Guards are stupid but predictable - give them a specific situation more than once and they'll always behave in the same way, meaning you can toy with them more reliably. On top of that, the game throws in promising concepts like the Longshot, which lets you rewire enemy guns to other elements of the environment, booby traps, and even levels where switches are linked to different colour-coded circuits and can't be cross-wired from one set to another.
"As a player, I love any game that gives me a set of rules where the designer can't predict everything I might do," says Francis. "As a designer, I'm really enjoying creating a set of rules the player can surprise me with. They already have: testers have done hilarious things I'd never thought of, like tricking one guard into unwittingly locking another inside an office."
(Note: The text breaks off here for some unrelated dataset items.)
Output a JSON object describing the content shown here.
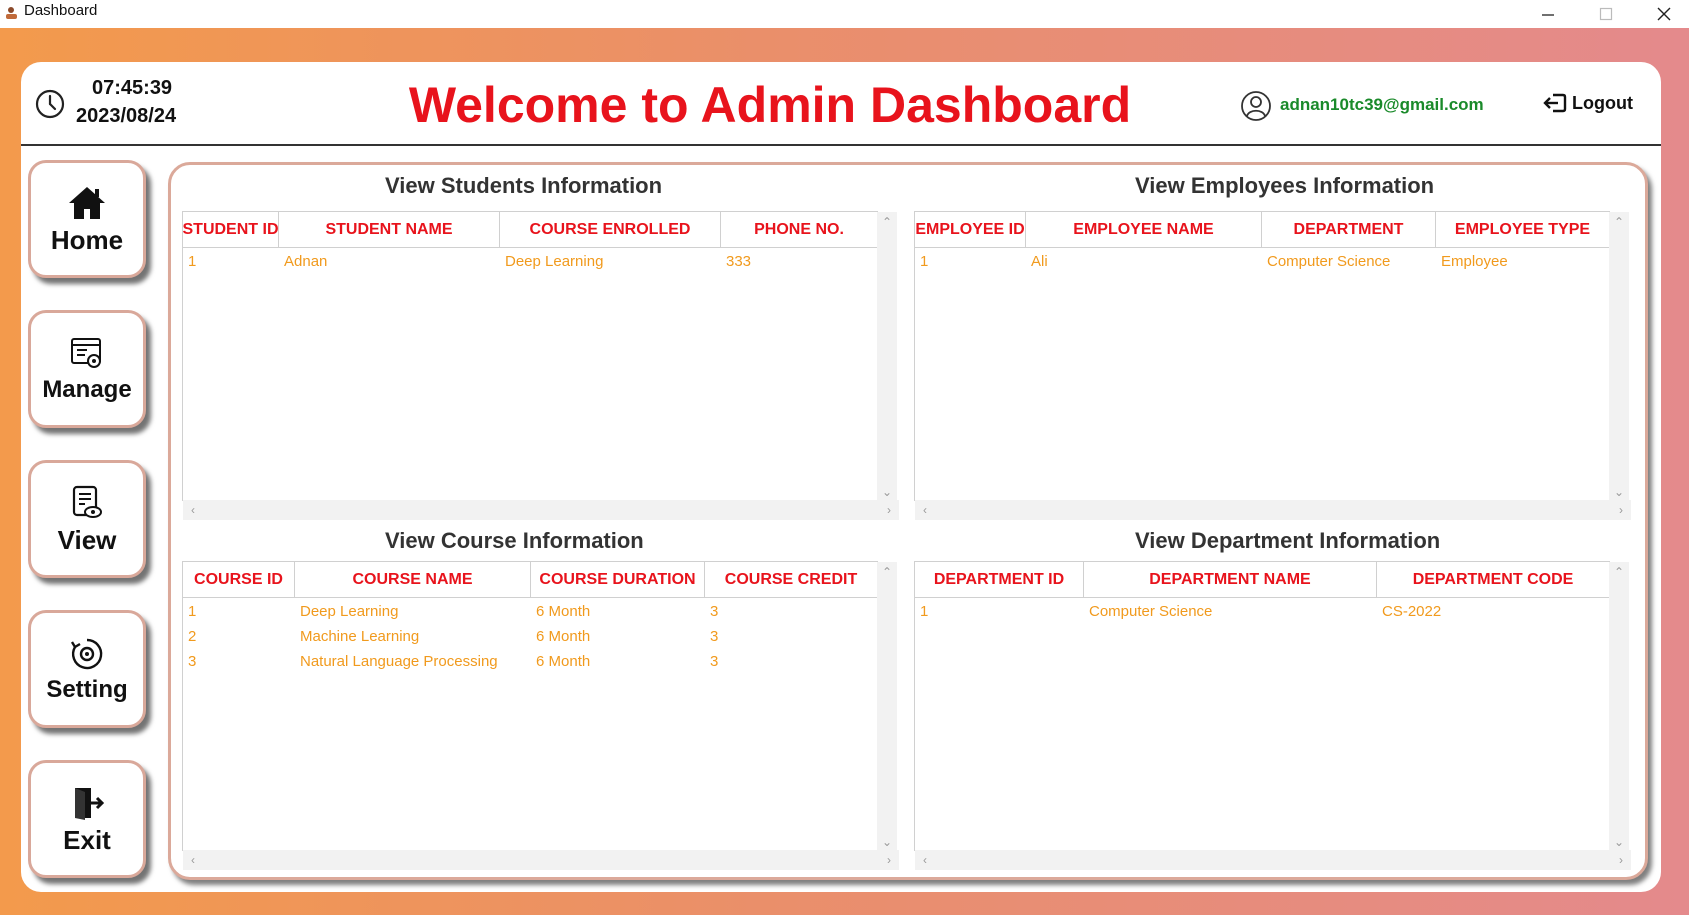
{
  "window": {
    "title": "Dashboard"
  },
  "header": {
    "time": "07:45:39",
    "date": "2023/08/24",
    "welcome": "Welcome to Admin Dashboard",
    "email": "adnan10tc39@gmail.com",
    "logout_label": "Logout"
  },
  "sidebar": {
    "items": [
      {
        "label": "Home",
        "icon": "home-icon"
      },
      {
        "label": "Manage",
        "icon": "manage-icon"
      },
      {
        "label": "View",
        "icon": "view-icon"
      },
      {
        "label": "Setting",
        "icon": "setting-icon"
      },
      {
        "label": "Exit",
        "icon": "exit-icon"
      }
    ]
  },
  "students": {
    "title": "View Students Information",
    "columns": [
      "STUDENT ID",
      "STUDENT NAME",
      "COURSE ENROLLED",
      "PHONE NO."
    ],
    "rows": [
      [
        "1",
        "Adnan",
        "Deep Learning",
        "333"
      ]
    ]
  },
  "employees": {
    "title": "View Employees Information",
    "columns": [
      "EMPLOYEE ID",
      "EMPLOYEE NAME",
      "DEPARTMENT",
      "EMPLOYEE TYPE"
    ],
    "rows": [
      [
        "1",
        "Ali",
        "Computer Science",
        "Employee"
      ]
    ]
  },
  "courses": {
    "title": "View Course Information",
    "columns": [
      "COURSE ID",
      "COURSE NAME",
      "COURSE DURATION",
      "COURSE CREDIT"
    ],
    "rows": [
      [
        "1",
        "Deep Learning",
        "6 Month",
        "3"
      ],
      [
        "2",
        "Machine Learning",
        "6 Month",
        "3"
      ],
      [
        "3",
        "Natural Language Processing",
        "6 Month",
        "3"
      ]
    ]
  },
  "departments": {
    "title": "View Department Information",
    "columns": [
      "DEPARTMENT ID",
      "DEPARTMENT NAME",
      "DEPARTMENT CODE"
    ],
    "rows": [
      [
        "1",
        "Computer Science",
        "CS-2022"
      ]
    ]
  },
  "colors": {
    "accent_red": "#e8131c",
    "cell_orange": "#f19a1d",
    "email_green": "#1a8a2a"
  }
}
Gunpoint's individual levels form chains of missions that you receive from a series of clients. In between jobs there are upgrade points to spend, and a shop, where you can buy new gadgets. Most missions come with optional objectives, too: they might reward you for not killing a certain guard, say, or leaving without being spotted at all.
"I feel like the exciting part of espionage is causing a large-scale change by doing something quite subtle," explains Francis. "You never have to kill anyone, though you certainly can. And you don't have to pull off perfect stealth. If you like getting a pat on the back, though, some clients definitely prefer an agent who can get in and out without ever being seen. That turns out to be much more tense and fun than I expected: there's a silent satisfaction to using subterfuge to avoid violence entirely."
Gunpoint's current release date - and it's extremely current, if that's grammatically possible, as Francis just IM'd me with it - is "later than May". Just like Half-Life 3, then. You're going to be paying for it, incidentally, but he hasn't worked out how much it will cost yet.
What he has done, though, is build a framework for a puzzler that rewards cleverness and convoluted sadism in equal measure. JC Denton would be proud.